On se sentait complètement démunis. Ma femme était épuisée, je le suis aussi. On s’est disputés nous aussi. On a cherché sur internet, on est tombés sur ce truc, "Syndrome de Spirit". Ça sonnait un peu comme un label facile, mais...

Il y avait des points communs effrayants. Les descriptions... Les luttes de pouvoir incessantes. Les arguments pour des broutilles. La désobéissance systématique.

On a essayé de changer notre approche. Moins de conflits directs. Plus de patience. Faux. Ç’a empiré. J’ai failli craquer, plusieurs fois.

On a fini par voir une psychologue. Elle n’a pas utilisé ce terme, ce "Syndrome de Spirit". Elle a parlé de difficultés de régulation émotionnelle, de besoin de contrôle, de développement atypique.

Traitements ? Thérapie familiale, changements dans notre approche éducative.

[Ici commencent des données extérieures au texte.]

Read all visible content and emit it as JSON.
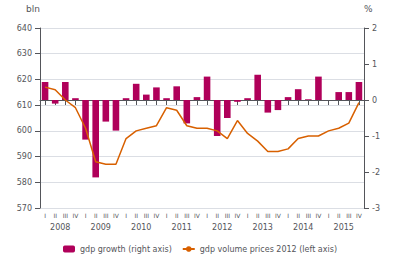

On travaille sur nos propres réactions. C’est long, c’est dur. On est encore loin du compte, mais on y travaille.

  • Thérapie familiale : Une fois par semaine, depuis novembre.
  • Changements d’attitude : On essaie. On y arrive pas toujours, c'est pas simple.
  • Sentiment d'échec : Souvent.
  • Espoir : Un petit peu, oui.

On a aussi consulté un pédopsychiatre. Rien de bien concret pour l’instant. Léo suit une thérapie individuelle. Il est plus calme... parfois.

Il n'y a pas de diagnostic clair. On avance à tâtons. C’est une galère.

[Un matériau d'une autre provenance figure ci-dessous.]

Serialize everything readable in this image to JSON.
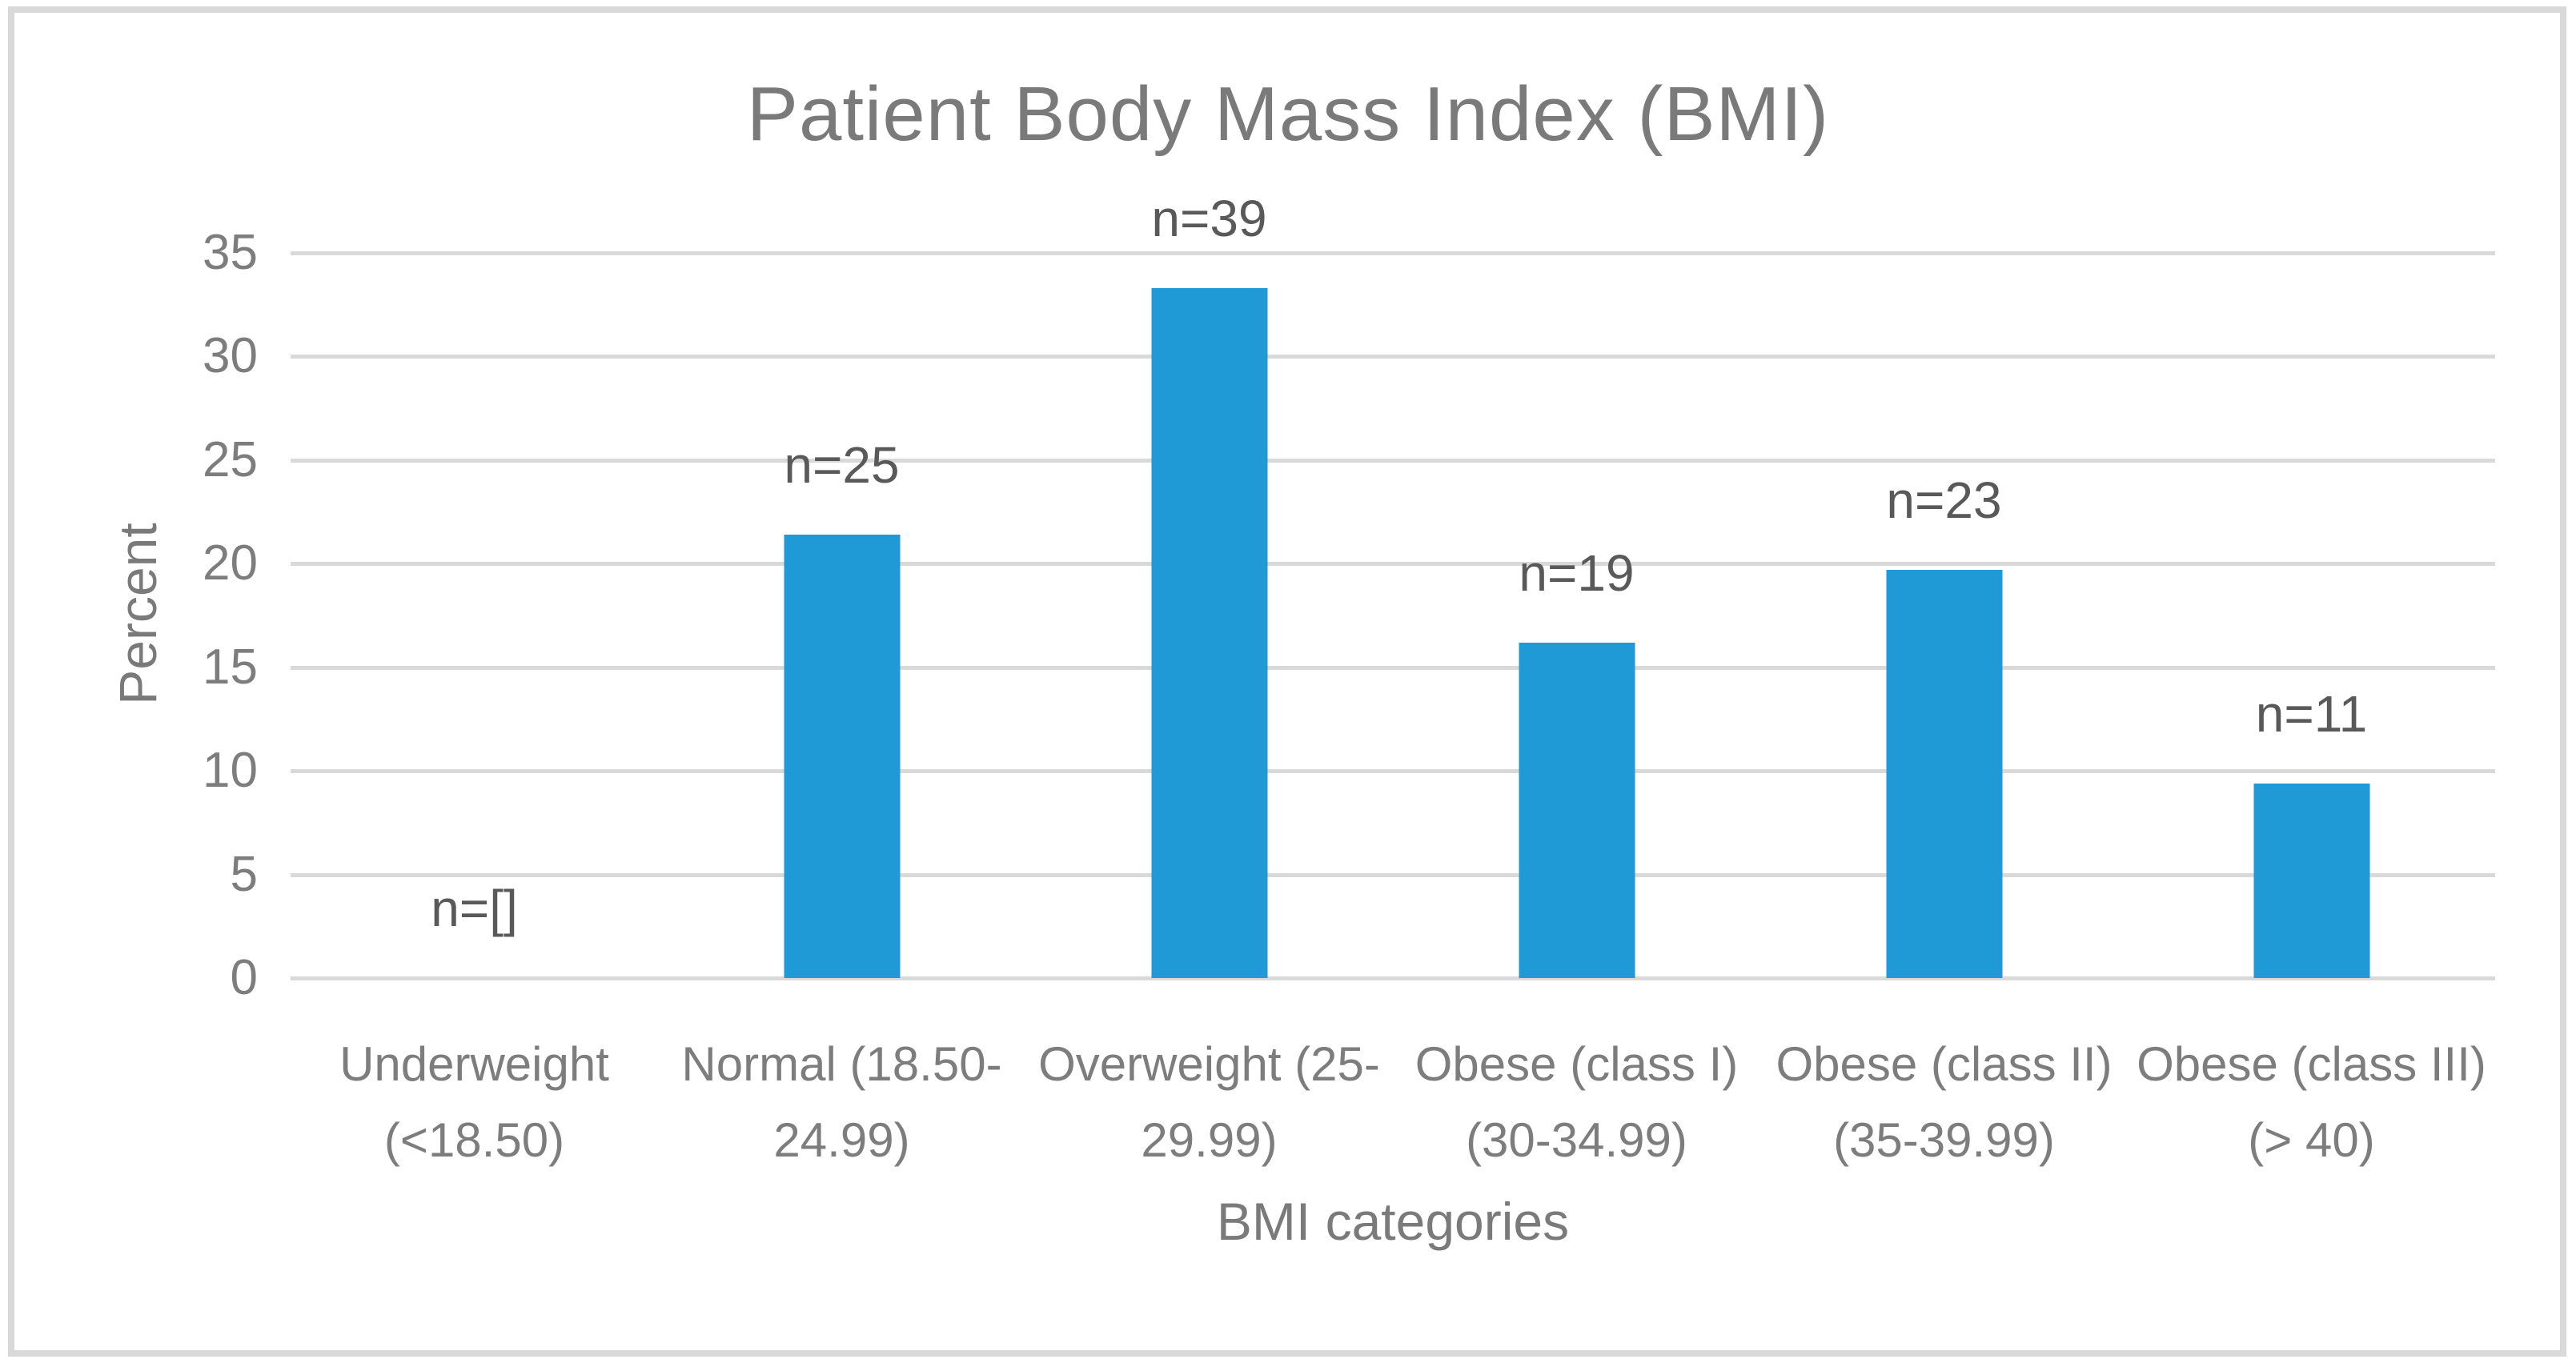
{
  "chart_data": {
    "type": "bar",
    "title": "Patient Body Mass Index (BMI)",
    "xlabel": "BMI categories",
    "ylabel": "Percent",
    "categories": [
      "Underweight (<18.50)",
      "Normal (18.50-24.99)",
      "Overweight (25-29.99)",
      "Obese (class I) (30-34.99)",
      "Obese (class II)(35-39.99)",
      "Obese (class III) (> 40)"
    ],
    "values": [
      0,
      21.4,
      33.3,
      16.2,
      19.7,
      9.4
    ],
    "bar_labels": [
      "n=[]",
      "n=25",
      "n=39",
      "n=19",
      "n=23",
      "n=11"
    ],
    "yticks": [
      0,
      5,
      10,
      15,
      20,
      25,
      30,
      35
    ],
    "ylim": [
      0,
      35
    ],
    "grid": true,
    "legend": false,
    "bar_color": "#1f9ad6",
    "gridline_color": "#d9d9d9",
    "border_color": "#d9d9d9",
    "title_color": "#7a7a7a",
    "axis_text_color": "#7d7d7d",
    "data_label_color": "#595959"
  }
}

Comment aider un enfant qui sisole ?

Briser le silence.

  • Parler. Écouter. Décrypter.
  • Sonder les profondeurs de l'isolement.
  • Lui donner les mots. Les émotions sont des clés.

Naviguer dans l'ombre.

  • Comprendre. Accompagner. Ne pas forcer.
  • Identifier les causes. L'origine est la solution.
  • Être présent. Sans intrusion. Un phare dans la nuit.